ご飯を買いたくてもコンビニに停められない

そんな話をしているうちに車が人通りの少ない道に停車した。まだ河川敷には着いてないのに、どうしたんだろ。

「おう、今のうちにメシを買っとかねえとな。そこのコンビニでおにぎりを二つ買ってきてくれ」

そう言いながら数百円分の小銭を渡してきた。なんでわざわざこんな場所に路駐したんだ?

「コンビニの駐車場に停めると文句言われることがあるんだよ。汚いからどけろってな」

なるほど。職業差別はダメだといっても、バキュームカーには近寄りたくないかもな。ちょっと、心が痛い。

「お前の分もおごってやるから、早く行け!」

走ってコンビニまで行って、適当におにぎりを見繕う。言葉は乱暴だけど、根はイイ人そうだ。

それから数分乗車して、河川敷に到着した。いよいよ、仕事のスタートだ。

写真=iStock.com/kawamura_lucy
※写真はイメージです

颯爽とバキュームカーから降りた浜口さんが車体に固定してあるホースを外しながら説明してくれる。「これを持ってついて来てくれるか?」

直径20センチくらいのホースを受け取って、仮設トイレの裏手に回った。

「種類によって、し尿を溜める場所はちがうんだけど、たいていは裏側から汲み取るんだよ」
「はい。
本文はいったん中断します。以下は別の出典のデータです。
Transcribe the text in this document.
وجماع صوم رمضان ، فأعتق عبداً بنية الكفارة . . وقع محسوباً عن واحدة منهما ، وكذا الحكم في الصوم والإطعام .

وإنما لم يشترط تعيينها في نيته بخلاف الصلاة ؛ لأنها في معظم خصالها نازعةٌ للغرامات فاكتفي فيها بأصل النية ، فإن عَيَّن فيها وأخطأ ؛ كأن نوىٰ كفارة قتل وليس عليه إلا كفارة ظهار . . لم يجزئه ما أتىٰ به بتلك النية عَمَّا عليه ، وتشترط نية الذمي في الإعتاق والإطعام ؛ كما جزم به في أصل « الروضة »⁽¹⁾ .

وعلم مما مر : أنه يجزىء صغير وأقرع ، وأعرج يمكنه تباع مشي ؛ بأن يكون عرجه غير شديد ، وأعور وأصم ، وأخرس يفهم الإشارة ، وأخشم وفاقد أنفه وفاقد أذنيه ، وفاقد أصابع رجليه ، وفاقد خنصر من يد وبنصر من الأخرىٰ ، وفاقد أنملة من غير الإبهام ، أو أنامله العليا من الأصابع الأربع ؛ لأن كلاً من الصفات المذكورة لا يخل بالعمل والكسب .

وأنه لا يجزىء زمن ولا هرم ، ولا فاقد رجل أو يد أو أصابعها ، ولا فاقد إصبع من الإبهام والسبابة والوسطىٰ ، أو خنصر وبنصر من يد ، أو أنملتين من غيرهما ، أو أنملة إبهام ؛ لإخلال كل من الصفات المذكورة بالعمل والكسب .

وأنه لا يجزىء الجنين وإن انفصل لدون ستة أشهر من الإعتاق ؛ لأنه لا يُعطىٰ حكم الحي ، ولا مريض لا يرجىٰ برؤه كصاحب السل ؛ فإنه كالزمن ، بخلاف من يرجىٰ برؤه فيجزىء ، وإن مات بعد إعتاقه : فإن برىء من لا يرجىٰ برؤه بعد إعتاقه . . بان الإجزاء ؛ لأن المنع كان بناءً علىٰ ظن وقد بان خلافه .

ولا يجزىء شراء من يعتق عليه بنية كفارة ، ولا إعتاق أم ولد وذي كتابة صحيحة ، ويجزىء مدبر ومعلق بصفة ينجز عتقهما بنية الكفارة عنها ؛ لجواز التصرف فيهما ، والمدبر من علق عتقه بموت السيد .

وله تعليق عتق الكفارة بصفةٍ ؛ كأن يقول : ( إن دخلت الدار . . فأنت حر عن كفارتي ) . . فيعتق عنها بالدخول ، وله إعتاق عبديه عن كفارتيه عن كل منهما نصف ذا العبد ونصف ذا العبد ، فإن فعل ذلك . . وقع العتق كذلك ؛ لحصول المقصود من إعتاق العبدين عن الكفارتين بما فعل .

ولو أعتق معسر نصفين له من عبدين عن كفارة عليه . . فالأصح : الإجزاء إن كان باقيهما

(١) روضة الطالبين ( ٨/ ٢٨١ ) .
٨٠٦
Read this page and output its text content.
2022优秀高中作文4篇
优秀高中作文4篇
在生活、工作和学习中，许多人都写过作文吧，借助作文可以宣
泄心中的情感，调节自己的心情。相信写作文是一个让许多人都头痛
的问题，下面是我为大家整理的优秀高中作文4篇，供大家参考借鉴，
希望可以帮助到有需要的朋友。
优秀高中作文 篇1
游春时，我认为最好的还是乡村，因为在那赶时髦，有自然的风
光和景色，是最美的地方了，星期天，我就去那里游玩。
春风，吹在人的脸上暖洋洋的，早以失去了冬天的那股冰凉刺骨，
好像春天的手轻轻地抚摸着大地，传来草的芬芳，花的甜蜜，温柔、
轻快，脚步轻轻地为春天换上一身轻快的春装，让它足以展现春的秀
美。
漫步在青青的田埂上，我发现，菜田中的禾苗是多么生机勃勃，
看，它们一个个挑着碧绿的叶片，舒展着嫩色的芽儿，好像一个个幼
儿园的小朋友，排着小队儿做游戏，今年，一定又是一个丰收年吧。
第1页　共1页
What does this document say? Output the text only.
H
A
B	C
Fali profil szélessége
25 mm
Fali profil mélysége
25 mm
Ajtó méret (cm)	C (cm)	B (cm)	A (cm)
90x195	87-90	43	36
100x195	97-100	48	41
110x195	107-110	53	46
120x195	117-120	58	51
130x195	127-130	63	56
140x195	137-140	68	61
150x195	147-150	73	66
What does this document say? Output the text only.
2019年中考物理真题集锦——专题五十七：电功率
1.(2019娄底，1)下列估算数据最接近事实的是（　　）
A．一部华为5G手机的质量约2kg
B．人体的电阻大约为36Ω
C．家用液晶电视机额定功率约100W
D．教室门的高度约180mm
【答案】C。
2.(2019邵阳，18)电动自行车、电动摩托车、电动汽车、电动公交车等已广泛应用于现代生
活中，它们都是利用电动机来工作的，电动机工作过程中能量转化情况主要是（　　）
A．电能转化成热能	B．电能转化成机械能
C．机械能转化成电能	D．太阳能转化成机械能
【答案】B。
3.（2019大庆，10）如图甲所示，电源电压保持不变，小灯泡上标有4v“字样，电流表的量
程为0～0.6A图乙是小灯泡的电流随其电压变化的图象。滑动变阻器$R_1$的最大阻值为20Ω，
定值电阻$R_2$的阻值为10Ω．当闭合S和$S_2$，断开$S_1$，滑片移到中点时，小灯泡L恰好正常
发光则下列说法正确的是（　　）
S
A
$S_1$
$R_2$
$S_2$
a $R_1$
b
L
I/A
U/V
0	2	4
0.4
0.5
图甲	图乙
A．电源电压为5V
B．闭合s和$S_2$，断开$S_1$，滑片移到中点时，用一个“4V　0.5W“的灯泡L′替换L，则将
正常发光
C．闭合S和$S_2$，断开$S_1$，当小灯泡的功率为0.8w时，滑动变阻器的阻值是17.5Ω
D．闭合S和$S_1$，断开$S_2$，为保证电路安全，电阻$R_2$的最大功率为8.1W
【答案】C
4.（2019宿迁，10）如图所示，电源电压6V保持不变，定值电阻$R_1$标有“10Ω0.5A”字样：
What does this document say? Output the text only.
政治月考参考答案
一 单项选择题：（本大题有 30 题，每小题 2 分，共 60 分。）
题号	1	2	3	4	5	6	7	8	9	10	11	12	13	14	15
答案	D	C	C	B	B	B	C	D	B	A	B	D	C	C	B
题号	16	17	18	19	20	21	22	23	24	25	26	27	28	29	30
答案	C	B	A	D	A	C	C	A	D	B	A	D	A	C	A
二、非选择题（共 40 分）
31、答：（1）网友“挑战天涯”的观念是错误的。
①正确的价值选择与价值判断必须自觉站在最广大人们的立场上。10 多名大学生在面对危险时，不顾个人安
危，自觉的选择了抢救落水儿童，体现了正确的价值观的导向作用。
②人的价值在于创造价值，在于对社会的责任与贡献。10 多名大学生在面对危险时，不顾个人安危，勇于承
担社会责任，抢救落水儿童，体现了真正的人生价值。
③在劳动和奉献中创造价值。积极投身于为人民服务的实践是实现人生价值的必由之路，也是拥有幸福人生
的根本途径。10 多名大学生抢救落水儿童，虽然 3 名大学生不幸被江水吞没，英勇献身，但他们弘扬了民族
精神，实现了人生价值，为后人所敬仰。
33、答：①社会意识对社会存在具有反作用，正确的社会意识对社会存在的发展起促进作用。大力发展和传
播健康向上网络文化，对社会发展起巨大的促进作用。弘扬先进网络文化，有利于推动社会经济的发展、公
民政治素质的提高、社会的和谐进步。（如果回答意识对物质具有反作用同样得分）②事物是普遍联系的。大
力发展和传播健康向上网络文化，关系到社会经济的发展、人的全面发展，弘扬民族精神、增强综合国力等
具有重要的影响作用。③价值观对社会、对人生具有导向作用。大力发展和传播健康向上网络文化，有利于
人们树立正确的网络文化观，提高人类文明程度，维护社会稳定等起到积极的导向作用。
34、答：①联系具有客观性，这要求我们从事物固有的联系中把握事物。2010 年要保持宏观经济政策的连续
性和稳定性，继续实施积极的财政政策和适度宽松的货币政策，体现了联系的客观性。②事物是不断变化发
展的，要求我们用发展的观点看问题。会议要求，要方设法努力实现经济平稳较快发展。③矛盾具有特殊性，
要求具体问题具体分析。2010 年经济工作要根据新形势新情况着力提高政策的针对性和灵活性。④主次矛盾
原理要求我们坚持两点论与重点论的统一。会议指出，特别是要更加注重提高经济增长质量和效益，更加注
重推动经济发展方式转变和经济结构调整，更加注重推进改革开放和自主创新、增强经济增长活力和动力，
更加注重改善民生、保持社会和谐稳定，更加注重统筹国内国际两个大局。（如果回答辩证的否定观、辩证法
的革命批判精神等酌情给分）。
わかりました」

下痢便を何時間も鍋で煮込んだような

浜口さんがしゃがみこみ、トイレの下の方にあるフタをカパっといとも簡単に外した。そこにはドロドロの茶色の液体が並々と溜まっている。うげー、気持ち悪い!

「これが汚泥ってやつ。ウンコは時間が経つと、こういう風に液状になるんだよ」

見た目の衝撃から少し遅れて、激烈な腐臭が鼻の奥に突き刺さった。く、くっせー‼ なんじゃこりゃ。アンモニアの刺激臭と発酵したウンコが混ざってる。今までの人生で嗅いできたものの中で一番強烈だ。下痢便を何時間も鍋で煮込んだような凝縮された腐臭だ。

「うわっ! ニオイがスゴイっすね!」

自分でもわからないが一気にハイテンションになってきた。

「ははは。ここは汲み取りの回数も少ないから、より一層キツくなるんだよ」

いやあ、目に染みる。涙が出てきた。

「じゃあ、それをこの中に突っ込んでくれる?」
「わかりました」

言われた通り、ウンコの海の中にホースを入れる。これでいいのかな。「じゃあ、汲み取りを始めるね」

浜口さんがバキュームカーに駆け寄って、なにやらボタンを押した。ズ、ズズズズ。という音が聞こえて、溜まっていた汚泥がみるみるうちに減っていく。スゴイ! さっきまでたっぷりあったのに、数分でなくなってしまった。いやあ、これがバキュームの威力か。

「よし、じゃあ次に行こう」

なんとか1件目の汲み取りが終了。ニオイはハンパじゃないけど、作業自体は体力を使わないから楽だったな。